Special Collections & Archives has bulletins, images, newspaper clippings, and other material dating from the early 20th century that demonstrates how the general population was forewarned about the spread and prevention of infectious diseases and viruses. In the Los Angeles Department of Health Bulletin Collection there are 76 bulletins that explain diseases such as Polio, Measles, and Venereal Disease, as well as preventative measures such as water cleanliness, to inform the public. Most of these were written by a Dr. George Parrish, an elected health officer of the Los Angeles Department of Health.

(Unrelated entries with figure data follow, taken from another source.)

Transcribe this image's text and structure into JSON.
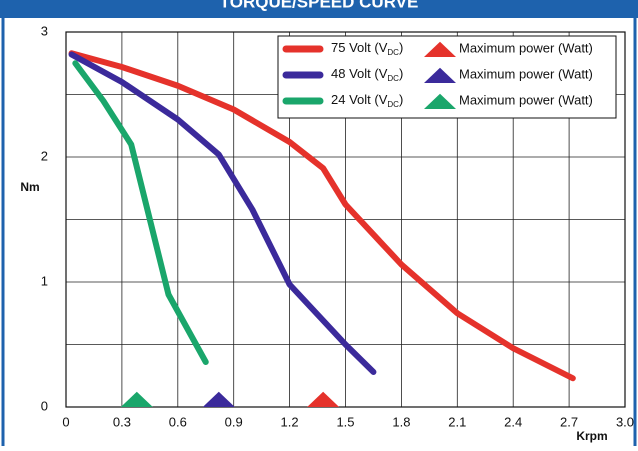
{
  "chart_data": {
    "type": "line",
    "title": "TORQUE/SPEED CURVE",
    "y_label": "Nm",
    "x_label": "Krpm",
    "xlim": [
      0,
      3
    ],
    "ylim": [
      0,
      3
    ],
    "xticks": [
      0,
      0.3,
      0.6,
      0.9,
      1.2,
      1.5,
      1.8,
      2.1,
      2.4,
      2.7,
      {
        "value": 3,
        "label": "3.0"
      }
    ],
    "yticks": [
      0,
      1,
      2,
      3
    ],
    "y_minor_grid": [
      0.5,
      1.5,
      2.5
    ],
    "grid": true,
    "legend": "top-right",
    "series": [
      {
        "name_prefix": "75 Volt (V",
        "name_sub": "DC",
        "name_suffix": ")",
        "color": "#e5322b",
        "x": [
          0.03,
          0.3,
          0.6,
          0.9,
          1.2,
          1.38,
          1.5,
          1.8,
          2.1,
          2.4,
          2.72
        ],
        "values": [
          2.83,
          2.72,
          2.57,
          2.38,
          2.12,
          1.91,
          1.62,
          1.14,
          0.75,
          0.47,
          0.23
        ],
        "max_power_x": 1.38,
        "marker_label": "Maximum power (Watt)"
      },
      {
        "name_prefix": "48 Volt (V",
        "name_sub": "DC",
        "name_suffix": ")",
        "color": "#3b2a9b",
        "x": [
          0.03,
          0.3,
          0.6,
          0.82,
          1.0,
          1.2,
          1.5,
          1.65
        ],
        "values": [
          2.82,
          2.6,
          2.3,
          2.02,
          1.58,
          0.98,
          0.5,
          0.28
        ],
        "max_power_x": 0.82,
        "marker_label": "Maximum power (Watt)"
      },
      {
        "name_prefix": "24 Volt (V",
        "name_sub": "DC",
        "name_suffix": ")",
        "color": "#1aa66b",
        "x": [
          0.05,
          0.2,
          0.35,
          0.45,
          0.55,
          0.75
        ],
        "values": [
          2.75,
          2.45,
          2.1,
          1.5,
          0.9,
          0.36
        ],
        "max_power_x": 0.38,
        "marker_label": "Maximum power (Watt)"
      }
    ]
  }
}
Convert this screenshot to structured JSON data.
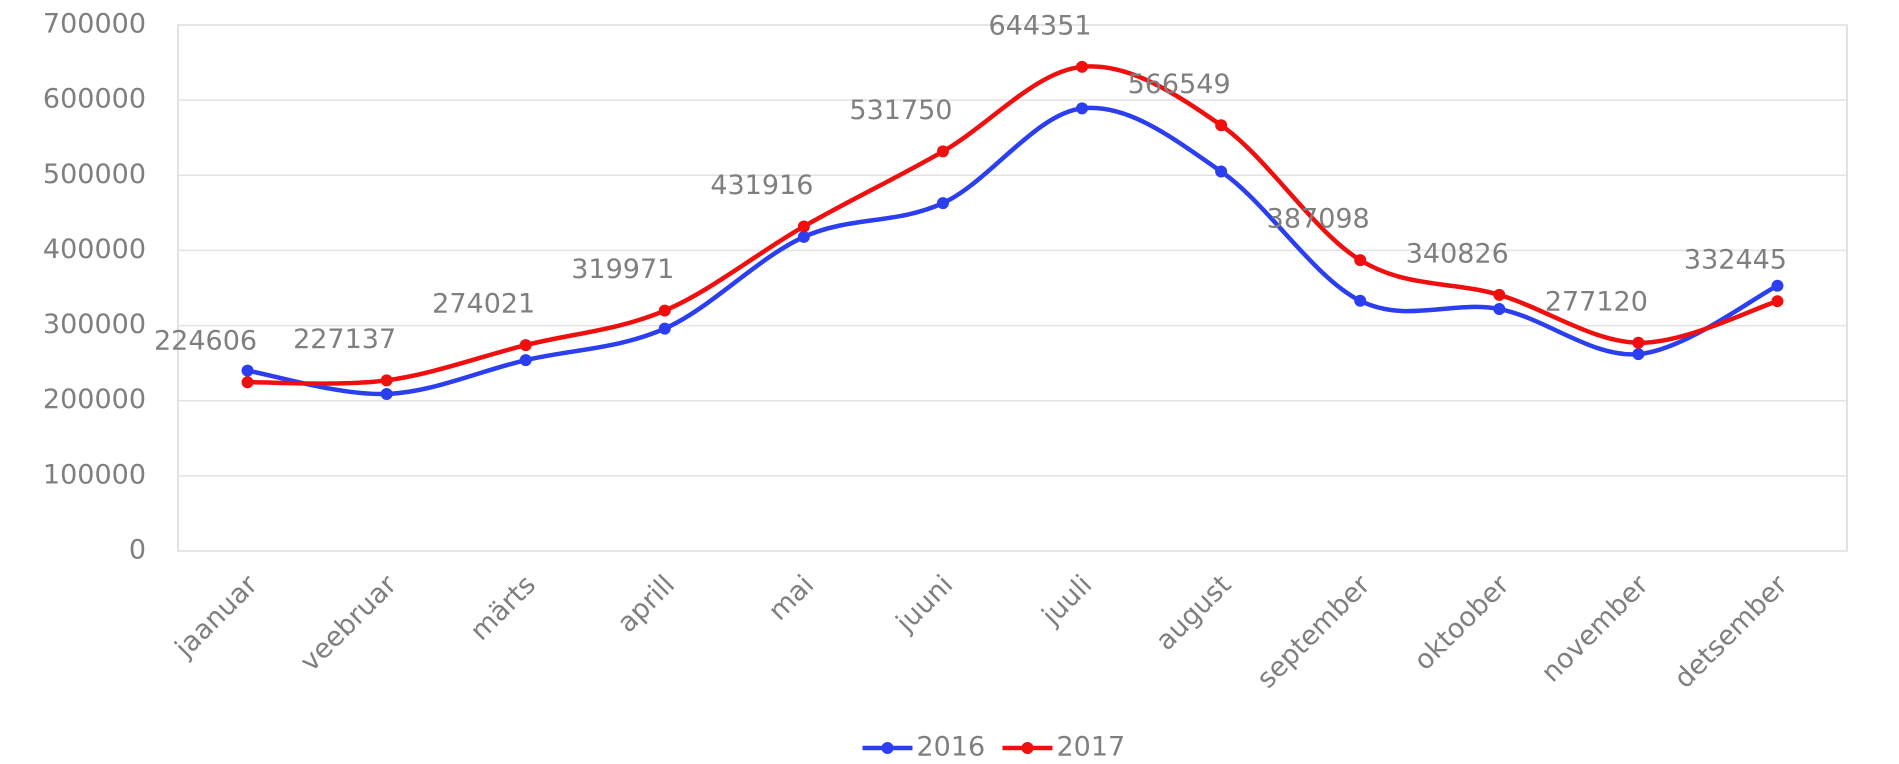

The Los Angeles Record "Heroes of Health" Articles Collection and the California Historic Photographs Collection also focus on early-20th-century health concerns. A short series titled "Heroes of Health" consists of articles about scientists who work to discover the root causes of diseases and viruses through dangerous tactics. These scientists tested animals, doctors, and even themselves to find cures for highly contagious diseases. The California Historic Photographs Collection showcases images of health facilities in Los Angeles, where families could go to receive vaccines and treatment for health issues.